To quote "man select":
Quote
       An  fd_set is a fixed size buffer.  Executing FD_CLR() or FD_SET() with
       a value of fd that is negative or is equal to or larger than FD_SETSIZE
       will result in undefined behavior.


hSocket is 1149, 1180 and 1125 in our crashdumps.

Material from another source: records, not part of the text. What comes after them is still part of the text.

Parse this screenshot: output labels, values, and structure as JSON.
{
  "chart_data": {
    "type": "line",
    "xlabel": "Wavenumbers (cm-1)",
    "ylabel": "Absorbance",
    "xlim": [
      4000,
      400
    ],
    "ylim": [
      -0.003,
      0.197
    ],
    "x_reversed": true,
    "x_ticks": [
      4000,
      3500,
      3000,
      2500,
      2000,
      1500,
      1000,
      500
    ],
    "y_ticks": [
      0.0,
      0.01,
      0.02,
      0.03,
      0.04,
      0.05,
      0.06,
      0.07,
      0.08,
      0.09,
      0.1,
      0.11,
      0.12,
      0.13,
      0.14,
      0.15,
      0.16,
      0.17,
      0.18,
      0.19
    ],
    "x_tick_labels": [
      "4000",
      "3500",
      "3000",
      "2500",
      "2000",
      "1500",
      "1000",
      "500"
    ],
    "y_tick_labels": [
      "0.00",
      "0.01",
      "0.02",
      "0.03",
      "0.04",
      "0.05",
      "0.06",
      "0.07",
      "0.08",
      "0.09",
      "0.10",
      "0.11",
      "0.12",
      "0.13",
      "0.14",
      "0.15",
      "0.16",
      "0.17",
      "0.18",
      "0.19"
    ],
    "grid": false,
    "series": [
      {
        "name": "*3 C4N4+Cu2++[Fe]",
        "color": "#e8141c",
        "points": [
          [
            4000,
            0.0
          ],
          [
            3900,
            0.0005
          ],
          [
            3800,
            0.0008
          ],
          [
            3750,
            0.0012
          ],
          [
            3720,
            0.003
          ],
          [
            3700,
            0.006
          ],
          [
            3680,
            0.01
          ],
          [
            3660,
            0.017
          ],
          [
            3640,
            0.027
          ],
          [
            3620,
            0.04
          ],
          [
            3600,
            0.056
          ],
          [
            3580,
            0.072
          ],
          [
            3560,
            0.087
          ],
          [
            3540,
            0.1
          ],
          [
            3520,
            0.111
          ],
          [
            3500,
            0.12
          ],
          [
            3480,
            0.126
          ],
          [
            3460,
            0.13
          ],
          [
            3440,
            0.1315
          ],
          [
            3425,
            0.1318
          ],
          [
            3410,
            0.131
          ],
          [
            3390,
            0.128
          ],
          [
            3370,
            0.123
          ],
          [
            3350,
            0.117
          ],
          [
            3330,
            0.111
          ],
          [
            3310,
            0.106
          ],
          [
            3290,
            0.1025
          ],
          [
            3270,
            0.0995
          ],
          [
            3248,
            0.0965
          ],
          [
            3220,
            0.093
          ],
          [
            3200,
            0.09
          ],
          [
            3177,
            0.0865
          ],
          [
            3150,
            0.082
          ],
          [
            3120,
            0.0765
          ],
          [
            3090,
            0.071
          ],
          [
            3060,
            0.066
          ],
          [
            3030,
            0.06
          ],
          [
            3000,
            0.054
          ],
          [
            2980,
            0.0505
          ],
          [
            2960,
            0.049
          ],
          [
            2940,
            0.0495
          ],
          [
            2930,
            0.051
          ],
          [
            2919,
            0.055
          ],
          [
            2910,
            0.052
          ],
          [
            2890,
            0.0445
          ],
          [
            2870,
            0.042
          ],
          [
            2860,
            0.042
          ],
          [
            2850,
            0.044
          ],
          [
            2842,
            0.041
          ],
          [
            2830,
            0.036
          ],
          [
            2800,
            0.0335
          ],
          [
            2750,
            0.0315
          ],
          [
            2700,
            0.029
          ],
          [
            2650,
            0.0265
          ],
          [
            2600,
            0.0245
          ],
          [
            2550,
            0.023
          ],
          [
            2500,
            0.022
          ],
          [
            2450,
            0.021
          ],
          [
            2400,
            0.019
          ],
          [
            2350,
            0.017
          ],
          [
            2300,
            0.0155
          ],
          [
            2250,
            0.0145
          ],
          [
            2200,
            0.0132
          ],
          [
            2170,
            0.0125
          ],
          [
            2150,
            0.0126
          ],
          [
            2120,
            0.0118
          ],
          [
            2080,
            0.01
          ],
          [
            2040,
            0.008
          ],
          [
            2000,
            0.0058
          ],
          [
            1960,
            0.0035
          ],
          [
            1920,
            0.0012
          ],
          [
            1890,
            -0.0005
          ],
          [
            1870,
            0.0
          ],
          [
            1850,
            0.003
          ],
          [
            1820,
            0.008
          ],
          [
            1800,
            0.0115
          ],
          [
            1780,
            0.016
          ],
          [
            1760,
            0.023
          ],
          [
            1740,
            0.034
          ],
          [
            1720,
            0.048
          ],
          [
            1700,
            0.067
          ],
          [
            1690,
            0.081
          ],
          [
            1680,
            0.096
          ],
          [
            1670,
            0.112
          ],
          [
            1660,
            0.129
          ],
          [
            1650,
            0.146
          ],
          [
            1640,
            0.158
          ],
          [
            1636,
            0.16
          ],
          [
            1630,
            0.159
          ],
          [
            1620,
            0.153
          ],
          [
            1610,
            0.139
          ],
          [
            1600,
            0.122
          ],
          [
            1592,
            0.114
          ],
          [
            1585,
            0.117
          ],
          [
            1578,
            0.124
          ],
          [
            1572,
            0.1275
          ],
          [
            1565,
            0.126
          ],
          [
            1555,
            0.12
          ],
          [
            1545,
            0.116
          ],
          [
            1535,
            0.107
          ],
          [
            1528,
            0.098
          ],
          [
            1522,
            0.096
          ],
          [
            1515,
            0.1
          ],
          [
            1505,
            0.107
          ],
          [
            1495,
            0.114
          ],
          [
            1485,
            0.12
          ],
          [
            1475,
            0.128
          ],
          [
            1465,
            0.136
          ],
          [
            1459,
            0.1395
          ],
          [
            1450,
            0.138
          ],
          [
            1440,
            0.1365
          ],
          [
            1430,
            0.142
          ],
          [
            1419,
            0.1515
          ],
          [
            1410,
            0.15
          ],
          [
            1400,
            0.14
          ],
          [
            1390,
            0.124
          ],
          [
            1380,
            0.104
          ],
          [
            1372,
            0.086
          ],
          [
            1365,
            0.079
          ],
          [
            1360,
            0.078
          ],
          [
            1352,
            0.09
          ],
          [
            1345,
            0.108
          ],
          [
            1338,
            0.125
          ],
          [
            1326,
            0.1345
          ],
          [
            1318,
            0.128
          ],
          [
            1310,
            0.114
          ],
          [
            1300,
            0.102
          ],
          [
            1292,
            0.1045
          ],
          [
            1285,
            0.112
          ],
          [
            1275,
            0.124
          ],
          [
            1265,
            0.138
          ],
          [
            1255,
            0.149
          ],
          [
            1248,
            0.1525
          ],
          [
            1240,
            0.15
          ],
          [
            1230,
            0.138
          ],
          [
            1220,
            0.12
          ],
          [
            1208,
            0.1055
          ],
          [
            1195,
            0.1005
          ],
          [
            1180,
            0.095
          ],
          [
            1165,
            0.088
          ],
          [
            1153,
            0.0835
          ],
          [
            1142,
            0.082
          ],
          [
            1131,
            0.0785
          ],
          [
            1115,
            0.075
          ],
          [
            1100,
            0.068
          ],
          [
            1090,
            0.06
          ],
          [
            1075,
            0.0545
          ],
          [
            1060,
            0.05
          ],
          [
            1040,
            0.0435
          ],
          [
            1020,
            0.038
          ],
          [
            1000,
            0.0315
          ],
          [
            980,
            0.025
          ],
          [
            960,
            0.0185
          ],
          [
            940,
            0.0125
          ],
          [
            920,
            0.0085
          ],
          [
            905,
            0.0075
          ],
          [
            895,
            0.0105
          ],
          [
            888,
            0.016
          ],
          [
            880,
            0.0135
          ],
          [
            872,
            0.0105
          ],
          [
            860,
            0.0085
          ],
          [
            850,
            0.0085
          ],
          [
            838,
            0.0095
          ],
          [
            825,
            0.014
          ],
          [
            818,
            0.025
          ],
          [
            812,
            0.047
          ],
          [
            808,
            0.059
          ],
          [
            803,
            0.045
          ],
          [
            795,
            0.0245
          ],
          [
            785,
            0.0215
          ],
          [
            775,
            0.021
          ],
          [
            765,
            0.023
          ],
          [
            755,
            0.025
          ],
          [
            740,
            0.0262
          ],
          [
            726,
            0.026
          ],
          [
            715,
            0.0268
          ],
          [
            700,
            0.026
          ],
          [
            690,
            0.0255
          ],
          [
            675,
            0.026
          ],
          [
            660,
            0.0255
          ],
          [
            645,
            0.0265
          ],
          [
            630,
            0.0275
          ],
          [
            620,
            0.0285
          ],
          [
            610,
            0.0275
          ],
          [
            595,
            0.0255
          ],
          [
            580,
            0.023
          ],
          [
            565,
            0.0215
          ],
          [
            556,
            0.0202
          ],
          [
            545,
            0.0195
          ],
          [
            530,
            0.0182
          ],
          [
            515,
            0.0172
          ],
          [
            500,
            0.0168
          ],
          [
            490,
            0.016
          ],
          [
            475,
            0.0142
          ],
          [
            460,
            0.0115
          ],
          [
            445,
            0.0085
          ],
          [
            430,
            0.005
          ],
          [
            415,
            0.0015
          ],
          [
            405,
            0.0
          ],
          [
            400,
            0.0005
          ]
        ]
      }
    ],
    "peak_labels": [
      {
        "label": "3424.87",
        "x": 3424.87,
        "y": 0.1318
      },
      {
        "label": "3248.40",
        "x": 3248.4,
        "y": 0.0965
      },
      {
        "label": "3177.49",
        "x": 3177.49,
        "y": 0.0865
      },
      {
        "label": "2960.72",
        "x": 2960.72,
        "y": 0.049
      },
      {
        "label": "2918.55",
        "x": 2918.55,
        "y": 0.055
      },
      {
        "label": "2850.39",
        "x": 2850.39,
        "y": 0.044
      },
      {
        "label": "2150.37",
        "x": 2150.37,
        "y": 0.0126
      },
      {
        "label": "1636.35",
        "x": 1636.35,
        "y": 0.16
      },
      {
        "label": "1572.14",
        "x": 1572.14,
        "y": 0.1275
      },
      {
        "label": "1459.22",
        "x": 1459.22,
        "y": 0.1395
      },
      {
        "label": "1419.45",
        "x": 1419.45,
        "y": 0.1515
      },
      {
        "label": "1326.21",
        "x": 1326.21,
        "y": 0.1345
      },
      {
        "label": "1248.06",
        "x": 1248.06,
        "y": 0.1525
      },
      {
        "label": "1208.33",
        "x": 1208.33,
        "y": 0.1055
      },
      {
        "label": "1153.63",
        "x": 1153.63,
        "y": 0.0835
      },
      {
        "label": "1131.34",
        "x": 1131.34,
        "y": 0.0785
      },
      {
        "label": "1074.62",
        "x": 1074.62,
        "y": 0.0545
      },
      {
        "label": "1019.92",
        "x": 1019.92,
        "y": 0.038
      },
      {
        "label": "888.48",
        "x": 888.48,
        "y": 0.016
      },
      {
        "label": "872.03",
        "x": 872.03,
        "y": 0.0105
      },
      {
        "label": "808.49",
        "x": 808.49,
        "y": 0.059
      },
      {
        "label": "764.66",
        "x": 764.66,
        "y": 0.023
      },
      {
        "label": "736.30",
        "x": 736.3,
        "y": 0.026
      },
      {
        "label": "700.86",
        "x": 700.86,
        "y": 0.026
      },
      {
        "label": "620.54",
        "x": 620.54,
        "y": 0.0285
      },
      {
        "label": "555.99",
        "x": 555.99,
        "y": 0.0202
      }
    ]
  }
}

FD_SETSIZE on Linux is 1024:
Quote
    /usr/include/sys/select.h:#define   FD_SETSIZE      __FD_SETSIZE
    /usr/include/bits/typesizes.h:#define   __FD_SETSIZE        1024


Also consider the conditions for a crash. send() must fail with WSAEWOULDBLOCK, meaning that the send buffers are full. This can happen if the network is saturated or if the other side simply doesn't acknowledge the received data. Only then and iif the socket fd is equal to or larger than 1024 would lead to this crash. This would explain the inconsistent behaviour and perceived correlation with external factors.